Porch Group Files 8-K: Other Events & Financials
Ticker: PRCH · Form: 8-K · Filed: 2024-10-28T00:00:00.000Z
Sentiment: neutral
Topics: 8-K, regulatory-filing, financials
Related Tickers: PRCH
TL;DR
PRCH filed an 8-K for other events and financials on 10/25. Details TBD.
AI Summary
Porch Group, Inc. filed an 8-K on October 28, 2024, reporting an "Other Event" and "Financial Statements and Exhibits" as of October 25, 2024. The filing does not contain specific details about the nature of the event or the financial statements themselves, only that they are being reported.
Why It Matters
This filing indicates that Porch Group, Inc. has made a regulatory submission regarding unspecified events and financial information, which could be material to investors.
Risk Assessment
Risk Level: medium — The filing is an 8-K, which typically reports material events, but the lack of specific details in the provided text makes it difficult to assess the immediate impact or risk.
Key Players & Entities
- Porch Group, Inc. (company) — Registrant
- October 25, 2024 (date) — Date of earliest event reported
- October 28, 2024 (date) — Date of Report
- 411 1st Avenue S., Suite 501 (location) — Principal executive offices address
- Seattle, Washington (location) — Principal executive offices city and state
FAQ
What specific "Other Event" is Porch Group, Inc. reporting in this 8-K filing?

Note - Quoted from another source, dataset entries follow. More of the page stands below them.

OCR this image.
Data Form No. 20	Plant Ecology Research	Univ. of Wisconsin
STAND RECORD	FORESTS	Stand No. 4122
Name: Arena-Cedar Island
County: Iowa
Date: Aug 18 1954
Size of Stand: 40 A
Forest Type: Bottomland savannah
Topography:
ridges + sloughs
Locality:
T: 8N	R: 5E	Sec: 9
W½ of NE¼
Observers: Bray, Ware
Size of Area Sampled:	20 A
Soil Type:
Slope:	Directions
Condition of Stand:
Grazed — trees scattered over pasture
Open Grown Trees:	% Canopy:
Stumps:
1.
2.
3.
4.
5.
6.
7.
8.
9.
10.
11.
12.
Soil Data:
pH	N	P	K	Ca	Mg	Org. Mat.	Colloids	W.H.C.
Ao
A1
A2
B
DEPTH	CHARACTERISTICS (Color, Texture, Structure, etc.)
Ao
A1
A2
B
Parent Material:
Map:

The provided text of the 8-K filing does not specify the nature of the "Other Event" being reported.
What is the date of the financial statements and exhibits being filed?
The filing indicates that the financial statements and exhibits are as of October 25, 2024.
What is the exact filing date of this 8-K report?
The 8-K report was filed on October 28, 2024.
What is the principal executive office address for Porch Group, Inc.?
The principal executive offices are located at 411 1st Avenue S., Suite 501, Seattle, Washington 98104.
What is the IRS Employer Identification Number for Porch Group, Inc.?
The IRS Employer Identification Number for Porch Group, Inc. is 83-2587663.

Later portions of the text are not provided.